We implement and evaluate the following regression models:
1. Ridge Regression
2. Lasso Regression
3. Elastic Net Regression


In [None]:

from sklearn.linear_model import Ridge
from sklearn.metrics import mean_squared_error, r2_score

# Ridge Regression
ridge_model = Ridge(alpha=1.0)
ridge_model.fit(X_train, y_train)
ridge_predictions = ridge_model.predict(X_test)

# Evaluation
ridge_rmse = mean_squared_error(y_test, ridge_predictions, squared=False)
ridge_r2 = r2_score(y_test, ridge_predictions)
print(f"Ridge Regression RMSE: {ridge_rmse}, R2: {ridge_r2}")


In [None]:

from sklearn.linear_model import Lasso

# Lasso Regression
lasso_model = Lasso(alpha=0.1)
lasso_model.fit(X_train, y_train)
lasso_predictions = lasso_model.predict(X_test)

# Evaluation
lasso_rmse = mean_squared_error(y_test, lasso_predictions, squared=False)
lasso_r2 = r2_score(y_test, lasso_predictions)
print(f"Lasso Regression RMSE: {lasso_rmse}, R2: {lasso_r2}")


In [None]:

from sklearn.linear_model import ElasticNet

# Elastic Net Regression
elastic_net_model = ElasticNet(alpha=0.1, l1_ratio=0.5)
elastic_net_model.fit(X_train, y_train)
elastic_net_predictions = elastic_net_model.predict(X_test)

# Evaluation
elastic_net_rmse = mean_squared_error(y_test, elastic_net_predictions, squared=False)
elastic_net_r2 = r2_score(y_test, elastic_net_predictions)
print(f"Elastic Net RMSE: {elastic_net_rmse}, R2: {elastic_net_r2}")



## Conclusion

The project demonstrated the application of regression models for predicting house prices.

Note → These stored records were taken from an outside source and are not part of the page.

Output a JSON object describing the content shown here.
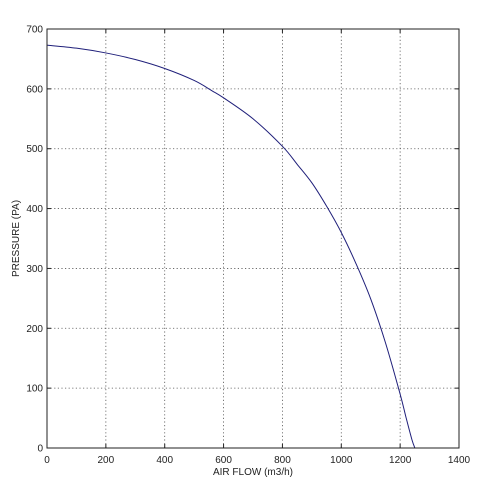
{
  "chart_data": {
    "type": "line",
    "title": "",
    "xlabel": "AIR FLOW (m3/h)",
    "ylabel": "PRESSURE (PA)",
    "xlim": [
      0,
      1400
    ],
    "ylim": [
      0,
      700
    ],
    "xticks": [
      0,
      200,
      400,
      600,
      800,
      1000,
      1200,
      1400
    ],
    "yticks": [
      0,
      100,
      200,
      300,
      400,
      500,
      600,
      700
    ],
    "grid": true,
    "series": [
      {
        "color": "#1f1f7a",
        "x": [
          0,
          100,
          200,
          300,
          400,
          500,
          560,
          600,
          700,
          800,
          850,
          900,
          950,
          1000,
          1050,
          1100,
          1150,
          1200,
          1220,
          1240,
          1250
        ],
        "y": [
          673,
          668,
          660,
          649,
          634,
          614,
          597,
          585,
          550,
          504,
          474,
          443,
          404,
          360,
          308,
          249,
          176,
          90,
          51,
          14,
          0
        ]
      }
    ]
  }
}
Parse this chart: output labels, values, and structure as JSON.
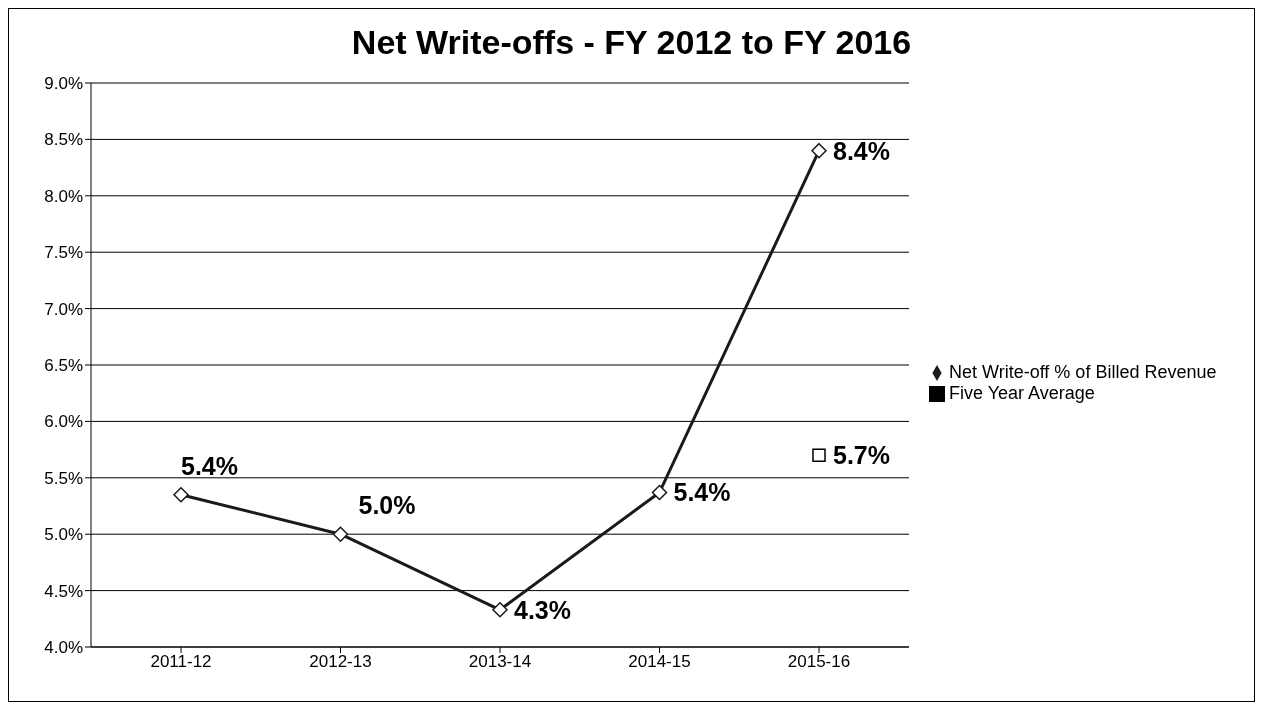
{
  "chart_data": {
    "type": "line",
    "title": "Net Write-offs - FY 2012 to FY 2016",
    "categories": [
      "2011-12",
      "2012-13",
      "2013-14",
      "2014-15",
      "2015-16"
    ],
    "series": [
      {
        "name": "Net Write-off % of Billed Revenue",
        "color": "#1a1a1a",
        "marker": "diamond",
        "values": [
          5.35,
          5.0,
          4.33,
          5.37,
          8.4
        ],
        "value_labels": [
          "5.4%",
          "5.0%",
          "4.3%",
          "5.4%",
          "8.4%"
        ]
      },
      {
        "name": "Five Year Average",
        "color": "#000000",
        "marker": "square",
        "values": [
          null,
          null,
          null,
          null,
          5.7
        ],
        "value_labels": [
          null,
          null,
          null,
          null,
          "5.7%"
        ]
      }
    ],
    "ylim": [
      4,
      9
    ],
    "yticks": [
      {
        "value": 4,
        "label": "4.0%"
      },
      {
        "value": 4.5,
        "label": "4.5%"
      },
      {
        "value": 5,
        "label": "5.0%"
      },
      {
        "value": 5.5,
        "label": "5.5%"
      },
      {
        "value": 6,
        "label": "6.0%"
      },
      {
        "value": 6.5,
        "label": "6.5%"
      },
      {
        "value": 7,
        "label": "7.0%"
      },
      {
        "value": 7.5,
        "label": "7.5%"
      },
      {
        "value": 8,
        "label": "8.0%"
      },
      {
        "value": 8.5,
        "label": "8.5%"
      },
      {
        "value": 9,
        "label": "9.0%"
      }
    ],
    "grid": "y",
    "legend": "right"
  }
}
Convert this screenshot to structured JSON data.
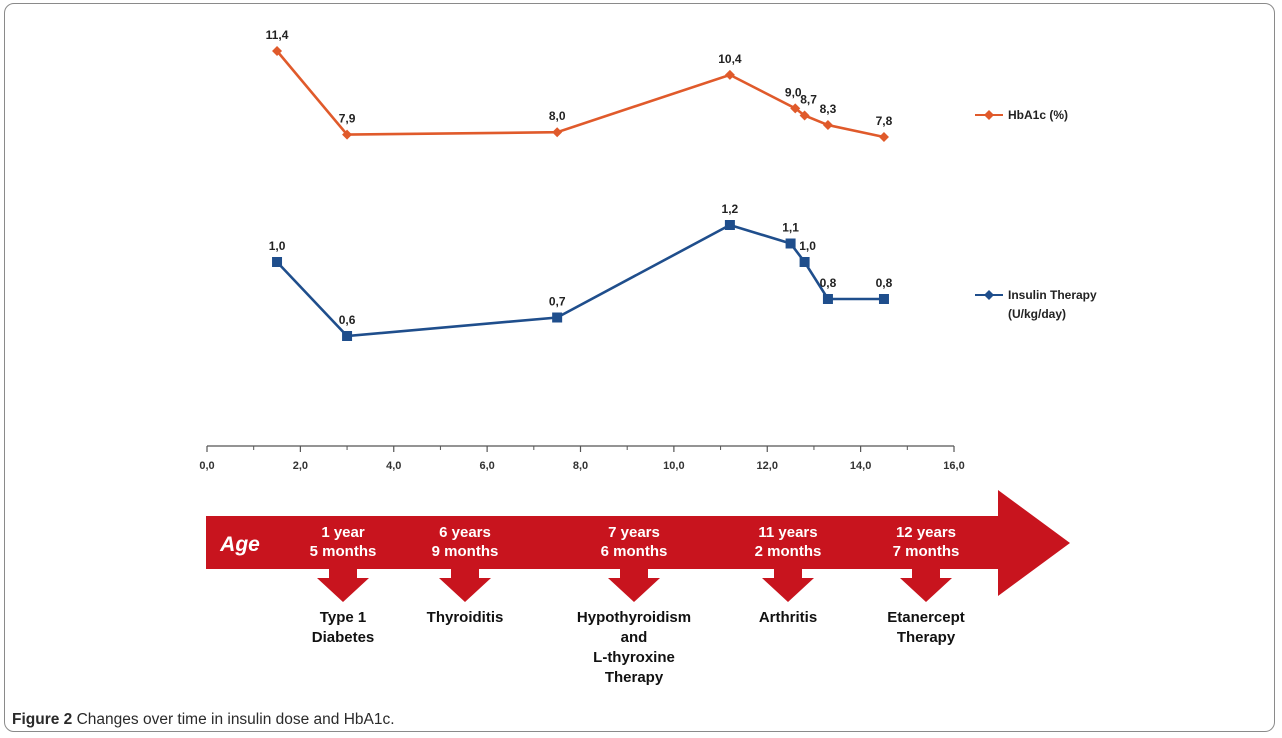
{
  "chart_data": {
    "type": "line",
    "x_axis": {
      "ticks": [
        "0,0",
        "2,0",
        "4,0",
        "6,0",
        "8,0",
        "10,0",
        "12,0",
        "14,0",
        "16,0"
      ],
      "xlim": [
        0,
        16
      ]
    },
    "series": [
      {
        "name": "HbA1c (%)",
        "color": "#e05a2b",
        "marker": "diamond",
        "x": [
          1.5,
          3.0,
          7.5,
          11.2,
          12.6,
          12.8,
          13.3,
          14.5
        ],
        "values": [
          11.4,
          7.9,
          8.0,
          10.4,
          9.0,
          8.7,
          8.3,
          7.8
        ],
        "labels": [
          "11,4",
          "7,9",
          "8,0",
          "10,4",
          "9,0",
          "8,7",
          "8,3",
          "7,8"
        ]
      },
      {
        "name": "Insulin Therapy (U/kg/day)",
        "legend_lines": [
          "Insulin Therapy",
          "(U/kg/day)"
        ],
        "color": "#1f4e8c",
        "marker": "square",
        "x": [
          1.5,
          3.0,
          7.5,
          11.2,
          12.5,
          12.8,
          13.3,
          14.5
        ],
        "values": [
          1.0,
          0.6,
          0.7,
          1.2,
          1.1,
          1.0,
          0.8,
          0.8
        ],
        "labels": [
          "1,0",
          "0,6",
          "0,7",
          "1,2",
          "1,1",
          "1,0",
          "0,8",
          "0,8"
        ]
      }
    ],
    "legend_placement": "right",
    "grid": false
  },
  "timeline": {
    "label": "Age",
    "color": "#c8141e",
    "ages": [
      {
        "line1": "1 year",
        "line2": "5 months"
      },
      {
        "line1": "6 years",
        "line2": "9 months"
      },
      {
        "line1": "7 years",
        "line2": "6 months"
      },
      {
        "line1": "11 years",
        "line2": "2 months"
      },
      {
        "line1": "12 years",
        "line2": "7 months"
      }
    ],
    "events": [
      [
        "Type 1",
        "Diabetes"
      ],
      [
        "Thyroiditis"
      ],
      [
        "Hypothyroidism",
        "and",
        "L-thyroxine",
        "Therapy"
      ],
      [
        "Arthritis"
      ],
      [
        "Etanercept",
        "Therapy"
      ]
    ]
  },
  "caption": {
    "label": "Figure 2",
    "text": " Changes over time in insulin dose and HbA1c."
  }
}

Among the models:
- Ridge Regression achieved RMSE: {ridge_rmse}, R2: {ridge_r2}
- Lasso Regression achieved RMSE: {lasso_rmse}, R2: {lasso_r2}
- Elastic Net Regression achieved RMSE: {elastic_net_rmse}, R2: {elastic_net_r2}

This project highlights the importance of data preprocessing, model selection, and performance evaluation in real-world scenarios.